Residents of Lolldaiga in Laikipia North have been directed to physically serve Defence Cabinet Secretary Eugene Wamalwa with an application summoning him to appear before a Nanyuki court.
On June 1, the 1,496 residents filed for summons demanding Mr Wamalwa and the United Kingdom Secretary of State for Defence Ben Wallace be summoned before court over a fire that was sparked by training exercise involving British soldiers on March 25, 2021.
The Environmental and Land Court Justice Antonina Kossy Bor, on Tuesday, told the community lawyers – Mr Maxwell Gichuhi and Mr Kelvin Kubai - to ensure that the summon application is served to Mr Wamalwa in his office.
“You have to serve the Cabinet Secretary for Defence physically at his office because probably the email address you used to serve him is not working,” Justice Bor told the petitioners.
This is after lawyer Gichuhi said he had sent the application to Mr Wamalwa’s office through an email address.
The residents want the two senior government officials to clarify before court on the progress of the Inter-Governmental Liaison Committee that was tasked with determining if and how much to compensate victims affected by the British Army Training Unit in Kenya (BATUK) acts.
But BATUK – through lawyer Lawson Ondieki – told the court it had written to the petitioners on May 16 over the committee’s progress but the latter moved to court seeking summons for the two Defence bosses.
“Procedures for compensation by the committee are into consideration. We wrote a letter and copied the petitioners’ lawyers. I will ask for official communication from the committee so as to share it with the petitioners,” Mr Ondieki said.
Mr Gichuki admitted that they received the letter on May 16 outlining the progress of the committee but went ahead to file an application for summons two weeks later.
Justice Bor said the petitioners had not exhausted all dispute resolution mechanisms provided for under Defence Cooperation Agreement (DCA).
She directed Mr Ondieki to engage all the parties in the suit on the progress of the committee.
“Mr Gichuhi and Mr Kubai, are you aware that a mediation mechanism was rolled out? Before running to court, know that there are other means of resolving disputes. Have an open mind on this matter,” Justice Bor said.
“On this matter, there was communication made by Mr Ondieki to the petitioners and this shows that there is goodwill. We are an institution that performs within the law,” she added.
She said she would issue further directions when the matter comes for mention on July 6.
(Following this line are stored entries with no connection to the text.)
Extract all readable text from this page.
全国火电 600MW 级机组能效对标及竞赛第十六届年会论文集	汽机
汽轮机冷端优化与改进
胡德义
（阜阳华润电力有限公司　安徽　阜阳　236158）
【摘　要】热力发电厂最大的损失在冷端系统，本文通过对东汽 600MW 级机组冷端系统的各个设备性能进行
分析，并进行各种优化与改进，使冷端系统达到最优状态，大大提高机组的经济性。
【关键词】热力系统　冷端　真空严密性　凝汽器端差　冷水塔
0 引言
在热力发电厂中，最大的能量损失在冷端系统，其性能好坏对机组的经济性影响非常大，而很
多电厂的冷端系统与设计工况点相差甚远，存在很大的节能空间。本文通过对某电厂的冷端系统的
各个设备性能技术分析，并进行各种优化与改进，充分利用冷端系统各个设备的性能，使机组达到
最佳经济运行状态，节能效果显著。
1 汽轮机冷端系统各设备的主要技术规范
On March 10, Justice Bor issued guidelines on how the dispute is to be resolved before the committee. She directed the relevant government authorities in both countries to investigate the claims made in the lawsuit.
“Both authorities will also be required to collect and produce the evidence in accordance with Article 11 of the Defence Cooperation Agreement (DCA) before presenting it to the committee,” she said.
The judge also ordered the committee to meet in Kenya with a view of establishing whether Batuk, its members, employees or agents are liable for the claims made by the petitioners.
She said that if the committee establishes that the soldiers were liable for the claims, the relevant authorities in Kenya would be required to submit a report to their counterparts in the UK.
“The UK government will then pay prompt and adequate compensation to the petitioners as provided in Article 11 of the DCA,” the judge said.
The court had further ruled that Kenyan courts have jurisdiction to hear and determine criminal and civil matters involving British soldiers.
The ruling meant that Kenyans and local authorities could now sue British soldiers and the British Army.
Justice Bor argued that the UK government had waived its state immunity by signing the Defence Cooperation Agreement (DCA) in 2016.
The community, which sued together with African Centre for Corrective and Preventive Action (an environmental group), sought compensation for the fire at the Lolldaiga Hills Conservancy.
The fire prompted wildlife from the conservancy to escape into peoples’ farms and destroy crops, while the smoke that contained dangerous chemicals caused adverse health effects on people and livestock.